Friday, September 15, 2017

Katy Tur

Listen to "Katy Tur Unbelievable" on Spreaker. Called "Disgraceful," "third-rate," and "not nice" by Donald Trump, NBC News Correspondent Katy Tur reported on-and took flak from-the most captivating and volatile presidential candidate in American history. Tur lived out of a suitcase for a year and a half, following Trump around the country, powered by packets of peanut butter and dry shampoo. She visited forty states with the candidate, made over 3,800 live television reports, and tried to endure a gazillion loops of Elton John's "Tiny Dancer" -a Trump rally playlist staple. From day one to day 500, Tur documented Trump's inconsistencies, fact-checked his falsities, and called him out on his lies. In return, Trump repeatedly singled Tur out. He tried to charm her, intimidate her, and shame her. At one point, he got a crowd so riled up against Tur, Secret Service had to walk her to her car. None of it worked. Facts are stubborn. So was Tur. She was part of the first women-led politics team in the history of network news. The Boys on the Bus became the Girls on the Plane.
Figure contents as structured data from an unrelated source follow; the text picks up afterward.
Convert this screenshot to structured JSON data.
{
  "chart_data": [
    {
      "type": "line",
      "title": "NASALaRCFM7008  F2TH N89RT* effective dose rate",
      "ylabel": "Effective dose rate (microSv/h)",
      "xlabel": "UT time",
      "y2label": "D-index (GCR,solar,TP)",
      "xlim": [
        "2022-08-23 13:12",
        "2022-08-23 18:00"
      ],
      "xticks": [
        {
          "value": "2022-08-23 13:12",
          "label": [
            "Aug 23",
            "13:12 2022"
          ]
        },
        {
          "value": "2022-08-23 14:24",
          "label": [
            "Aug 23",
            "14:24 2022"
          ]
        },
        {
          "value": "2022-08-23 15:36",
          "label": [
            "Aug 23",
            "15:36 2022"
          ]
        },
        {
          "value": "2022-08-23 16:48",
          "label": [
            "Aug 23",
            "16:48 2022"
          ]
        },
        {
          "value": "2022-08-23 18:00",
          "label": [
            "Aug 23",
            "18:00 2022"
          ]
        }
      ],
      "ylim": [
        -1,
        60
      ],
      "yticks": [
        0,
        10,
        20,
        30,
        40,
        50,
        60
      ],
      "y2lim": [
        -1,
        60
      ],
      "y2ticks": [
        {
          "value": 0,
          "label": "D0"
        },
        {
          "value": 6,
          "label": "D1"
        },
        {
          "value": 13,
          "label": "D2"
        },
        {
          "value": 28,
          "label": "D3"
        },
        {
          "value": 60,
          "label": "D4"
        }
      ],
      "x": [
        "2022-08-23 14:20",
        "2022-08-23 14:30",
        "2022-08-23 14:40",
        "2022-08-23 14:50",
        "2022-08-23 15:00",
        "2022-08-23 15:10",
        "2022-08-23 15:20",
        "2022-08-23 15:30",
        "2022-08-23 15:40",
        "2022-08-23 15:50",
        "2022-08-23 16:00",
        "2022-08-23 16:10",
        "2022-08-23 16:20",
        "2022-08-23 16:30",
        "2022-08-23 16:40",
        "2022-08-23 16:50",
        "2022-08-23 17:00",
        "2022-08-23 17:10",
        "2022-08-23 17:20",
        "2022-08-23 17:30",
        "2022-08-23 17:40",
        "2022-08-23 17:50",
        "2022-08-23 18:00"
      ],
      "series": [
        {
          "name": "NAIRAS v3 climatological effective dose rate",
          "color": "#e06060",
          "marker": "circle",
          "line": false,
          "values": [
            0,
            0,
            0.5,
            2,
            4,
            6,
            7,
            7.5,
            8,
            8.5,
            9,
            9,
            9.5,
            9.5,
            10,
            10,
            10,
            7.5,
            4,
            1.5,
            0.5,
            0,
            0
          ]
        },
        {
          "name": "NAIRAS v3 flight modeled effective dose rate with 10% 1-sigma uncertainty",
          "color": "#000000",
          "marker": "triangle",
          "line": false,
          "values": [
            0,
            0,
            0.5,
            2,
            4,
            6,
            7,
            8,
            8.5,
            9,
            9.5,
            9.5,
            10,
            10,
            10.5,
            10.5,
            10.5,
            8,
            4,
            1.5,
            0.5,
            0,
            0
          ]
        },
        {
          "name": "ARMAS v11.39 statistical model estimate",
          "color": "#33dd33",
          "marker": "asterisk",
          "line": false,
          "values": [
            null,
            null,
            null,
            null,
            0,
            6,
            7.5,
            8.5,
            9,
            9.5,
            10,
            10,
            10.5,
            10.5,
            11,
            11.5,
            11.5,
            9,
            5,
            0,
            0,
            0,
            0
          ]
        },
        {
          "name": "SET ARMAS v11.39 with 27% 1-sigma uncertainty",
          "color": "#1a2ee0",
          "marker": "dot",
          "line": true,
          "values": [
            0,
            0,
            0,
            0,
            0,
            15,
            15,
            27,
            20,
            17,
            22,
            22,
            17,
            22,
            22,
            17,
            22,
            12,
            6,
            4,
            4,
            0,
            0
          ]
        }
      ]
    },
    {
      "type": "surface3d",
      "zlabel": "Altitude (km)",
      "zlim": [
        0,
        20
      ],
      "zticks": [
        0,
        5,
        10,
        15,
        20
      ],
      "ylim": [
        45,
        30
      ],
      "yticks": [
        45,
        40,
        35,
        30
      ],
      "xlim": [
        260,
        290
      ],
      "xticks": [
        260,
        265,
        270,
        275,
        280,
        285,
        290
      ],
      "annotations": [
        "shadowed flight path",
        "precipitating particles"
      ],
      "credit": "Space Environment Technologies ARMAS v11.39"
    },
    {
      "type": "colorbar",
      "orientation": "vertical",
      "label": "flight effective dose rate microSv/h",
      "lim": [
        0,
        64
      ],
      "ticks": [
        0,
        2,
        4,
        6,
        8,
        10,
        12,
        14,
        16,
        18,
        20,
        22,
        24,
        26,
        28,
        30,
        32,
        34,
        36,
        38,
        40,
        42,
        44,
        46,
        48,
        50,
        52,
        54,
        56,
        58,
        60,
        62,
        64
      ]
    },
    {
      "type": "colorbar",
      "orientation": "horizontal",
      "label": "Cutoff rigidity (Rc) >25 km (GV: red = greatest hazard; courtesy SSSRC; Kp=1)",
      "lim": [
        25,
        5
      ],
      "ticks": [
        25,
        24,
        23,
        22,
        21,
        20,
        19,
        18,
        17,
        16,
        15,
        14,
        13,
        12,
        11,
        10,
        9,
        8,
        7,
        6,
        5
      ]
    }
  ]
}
But the circus remained. Through all the long nights, wild scoops, naked chauvinism, dodgy staffers, and fevered debates, no one had a better view than Tur. When Trump became an unexpected presidential success story, Tur became NBC's unexpected darling of political journalism. Ripped from her expat life in London as a foreign correspondent, she lost a lifestyle (and a boyfriend) but joined a family tradition. Tur's parents were the helicopter journalists who filmed the LA riots and OJ Simpson's fleeing White Bronco. They helped invent the live-obsessed news industry that Trump used for his rise. UNBELIEVABLE is Tur's darkly comic, fascinatingly bizarre, and often scary story of what it was like to be on the inside a no-rules world where reporters were spat on, demeaned, and discredited. "During the campaign, whenever anyone asked what it was like to cover Trump my go to answer was 'wild ride,'" she says. "Well, now I can tell you what I really thought. And what really happened when the cameras turned off." Katy Tur is a correspondent for NBC News and an anchor for MSNBC. Tur is the recipient of a 2017 Walter Cronkite Award for Excellence in Journalism. She lives in New York City.